8. An automated staining apparatus according to any of the preceding claims, wherein the control system is configured to determine if the bottles are correctly placed within the drawer and to generate an error or warning signal in the event of incorrect placement.

9. An automated staining apparatus according to any of the preceding claims, wherein:

each of the drawers comprises an insulating front section;

- the interior section of each drawer is covered by an insulating lid assembly at least in the closed state of the drawer, the dispensing system being configured to access the bottles through apertures in the lid; and wherein

- the drawer section of the staining apparatus, said front section and said lid assembly are configured to provide an essentially closed compartment in the closed state of the drawer.

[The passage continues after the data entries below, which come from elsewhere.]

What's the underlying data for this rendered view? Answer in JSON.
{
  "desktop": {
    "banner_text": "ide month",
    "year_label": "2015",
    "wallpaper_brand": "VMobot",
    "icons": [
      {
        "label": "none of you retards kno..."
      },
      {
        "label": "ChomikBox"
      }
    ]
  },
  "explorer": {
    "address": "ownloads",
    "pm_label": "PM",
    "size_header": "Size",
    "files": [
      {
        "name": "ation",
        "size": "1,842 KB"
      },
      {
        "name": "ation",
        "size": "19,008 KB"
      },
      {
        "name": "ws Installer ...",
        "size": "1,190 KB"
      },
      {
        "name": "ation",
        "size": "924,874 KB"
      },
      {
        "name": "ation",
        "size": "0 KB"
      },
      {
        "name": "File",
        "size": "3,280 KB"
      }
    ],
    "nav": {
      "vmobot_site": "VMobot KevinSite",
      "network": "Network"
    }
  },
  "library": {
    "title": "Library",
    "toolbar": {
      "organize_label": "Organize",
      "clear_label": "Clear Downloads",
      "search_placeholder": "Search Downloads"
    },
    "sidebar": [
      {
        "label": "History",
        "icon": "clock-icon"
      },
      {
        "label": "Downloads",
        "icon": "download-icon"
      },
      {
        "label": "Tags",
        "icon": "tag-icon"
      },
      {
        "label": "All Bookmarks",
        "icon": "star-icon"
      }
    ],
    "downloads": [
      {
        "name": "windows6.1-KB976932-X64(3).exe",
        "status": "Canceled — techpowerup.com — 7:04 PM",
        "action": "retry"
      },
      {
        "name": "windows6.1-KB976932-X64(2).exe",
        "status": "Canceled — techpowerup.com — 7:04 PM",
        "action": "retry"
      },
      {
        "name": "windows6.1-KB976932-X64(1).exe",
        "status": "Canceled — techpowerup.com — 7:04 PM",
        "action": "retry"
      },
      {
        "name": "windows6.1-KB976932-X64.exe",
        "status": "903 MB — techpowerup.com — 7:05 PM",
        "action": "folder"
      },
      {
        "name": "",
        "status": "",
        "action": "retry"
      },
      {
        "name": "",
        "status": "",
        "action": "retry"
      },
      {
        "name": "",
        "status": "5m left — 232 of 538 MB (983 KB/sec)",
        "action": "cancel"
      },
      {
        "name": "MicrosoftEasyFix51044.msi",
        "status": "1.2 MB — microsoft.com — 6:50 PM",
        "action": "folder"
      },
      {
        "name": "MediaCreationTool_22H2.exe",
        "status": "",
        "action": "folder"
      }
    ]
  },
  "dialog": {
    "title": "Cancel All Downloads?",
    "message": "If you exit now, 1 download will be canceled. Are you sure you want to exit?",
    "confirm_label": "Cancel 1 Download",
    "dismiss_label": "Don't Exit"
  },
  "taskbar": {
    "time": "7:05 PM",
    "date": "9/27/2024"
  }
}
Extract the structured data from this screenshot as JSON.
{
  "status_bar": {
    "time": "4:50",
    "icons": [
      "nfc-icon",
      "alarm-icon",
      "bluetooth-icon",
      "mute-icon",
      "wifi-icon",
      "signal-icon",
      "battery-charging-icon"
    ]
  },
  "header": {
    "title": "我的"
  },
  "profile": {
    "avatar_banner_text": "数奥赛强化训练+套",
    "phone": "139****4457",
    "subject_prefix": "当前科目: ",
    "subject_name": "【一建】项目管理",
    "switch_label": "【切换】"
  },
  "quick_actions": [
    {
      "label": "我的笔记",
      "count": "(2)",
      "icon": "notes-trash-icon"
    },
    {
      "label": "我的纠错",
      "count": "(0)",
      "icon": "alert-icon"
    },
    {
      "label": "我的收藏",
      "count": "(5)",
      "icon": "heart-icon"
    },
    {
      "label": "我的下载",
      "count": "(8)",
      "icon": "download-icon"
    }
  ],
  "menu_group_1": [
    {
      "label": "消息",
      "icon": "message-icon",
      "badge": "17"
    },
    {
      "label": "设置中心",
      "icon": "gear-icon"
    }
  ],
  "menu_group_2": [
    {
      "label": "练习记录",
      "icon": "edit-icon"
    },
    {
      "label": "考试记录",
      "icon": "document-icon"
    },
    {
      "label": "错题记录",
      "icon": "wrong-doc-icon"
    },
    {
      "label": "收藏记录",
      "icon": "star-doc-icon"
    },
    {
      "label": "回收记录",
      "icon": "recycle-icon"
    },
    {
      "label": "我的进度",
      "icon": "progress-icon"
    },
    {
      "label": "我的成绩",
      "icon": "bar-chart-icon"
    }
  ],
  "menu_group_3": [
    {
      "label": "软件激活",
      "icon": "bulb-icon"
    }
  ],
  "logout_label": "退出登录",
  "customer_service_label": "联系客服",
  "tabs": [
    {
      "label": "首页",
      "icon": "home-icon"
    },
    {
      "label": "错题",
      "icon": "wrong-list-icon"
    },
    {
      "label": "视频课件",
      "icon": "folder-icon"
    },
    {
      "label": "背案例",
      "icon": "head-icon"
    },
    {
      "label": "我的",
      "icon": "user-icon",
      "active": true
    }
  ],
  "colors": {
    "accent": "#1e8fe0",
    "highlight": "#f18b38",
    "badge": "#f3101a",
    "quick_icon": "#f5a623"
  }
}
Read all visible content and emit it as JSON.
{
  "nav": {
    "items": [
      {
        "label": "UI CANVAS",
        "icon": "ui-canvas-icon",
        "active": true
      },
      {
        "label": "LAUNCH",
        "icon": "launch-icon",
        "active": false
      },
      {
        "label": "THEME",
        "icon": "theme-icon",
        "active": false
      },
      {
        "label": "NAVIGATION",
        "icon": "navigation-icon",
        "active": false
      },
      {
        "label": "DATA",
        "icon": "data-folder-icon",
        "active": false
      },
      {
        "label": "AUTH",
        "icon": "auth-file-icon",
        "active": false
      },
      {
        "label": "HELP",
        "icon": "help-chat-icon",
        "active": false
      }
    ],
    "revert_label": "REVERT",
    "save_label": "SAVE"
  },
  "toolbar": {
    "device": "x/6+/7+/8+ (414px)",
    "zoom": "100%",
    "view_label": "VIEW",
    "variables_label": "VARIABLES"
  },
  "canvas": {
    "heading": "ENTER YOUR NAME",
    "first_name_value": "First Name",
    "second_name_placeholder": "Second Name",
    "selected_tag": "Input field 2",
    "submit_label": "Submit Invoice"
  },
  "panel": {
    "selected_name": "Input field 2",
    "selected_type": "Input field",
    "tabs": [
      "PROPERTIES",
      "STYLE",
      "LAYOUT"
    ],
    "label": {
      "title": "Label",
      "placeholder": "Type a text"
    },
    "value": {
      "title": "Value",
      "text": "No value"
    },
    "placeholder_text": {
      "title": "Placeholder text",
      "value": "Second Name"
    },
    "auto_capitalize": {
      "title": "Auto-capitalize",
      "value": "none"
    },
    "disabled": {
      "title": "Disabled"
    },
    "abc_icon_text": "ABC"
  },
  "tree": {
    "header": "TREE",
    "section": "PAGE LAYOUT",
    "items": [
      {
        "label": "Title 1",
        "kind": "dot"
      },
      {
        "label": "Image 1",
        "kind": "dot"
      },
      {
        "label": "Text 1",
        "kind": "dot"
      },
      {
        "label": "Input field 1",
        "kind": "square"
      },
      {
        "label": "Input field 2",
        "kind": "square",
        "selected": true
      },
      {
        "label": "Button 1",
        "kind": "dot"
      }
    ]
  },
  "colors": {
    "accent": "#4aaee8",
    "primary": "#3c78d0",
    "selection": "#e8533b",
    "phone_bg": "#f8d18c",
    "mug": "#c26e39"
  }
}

10. An automated staining apparatus according to claim 9, wherein the insulating lid assembly comprises a plurality of overlapping perforated plates arranged to be mutually slidable between an access state, in which perforations of the plates co-extend to provide access to the bottles in the interior section of the drawer, and a non-access state, in which the perforations do not co-extend, whereby the plates provide a closed lid of the drawer.

11. An automated staining apparatus according to any of the preceding claims, wherein each of the drawers comprises a removable tray insert for receiving the bottles.

12. An automated staining apparatus according to any of the preceding claims, wherein the dispensing system comprises a pipette for receiving controlled amounts of reagent liquid from the bottles and a heating element for heating the pipette.

13. A system comprising an automated staining apparatus according to any of the preceding claims and a plurality of said reagent bottles, wherein the bottles and the interior section of the drawers are polar to prevent incorrect placement and positioning of the bottles within the drawers.

14. A system according to claim 13, wherein the bottles comprises a bundle of bottles with only set of information thereon for identifying the contents of all of the bottles of the bundle.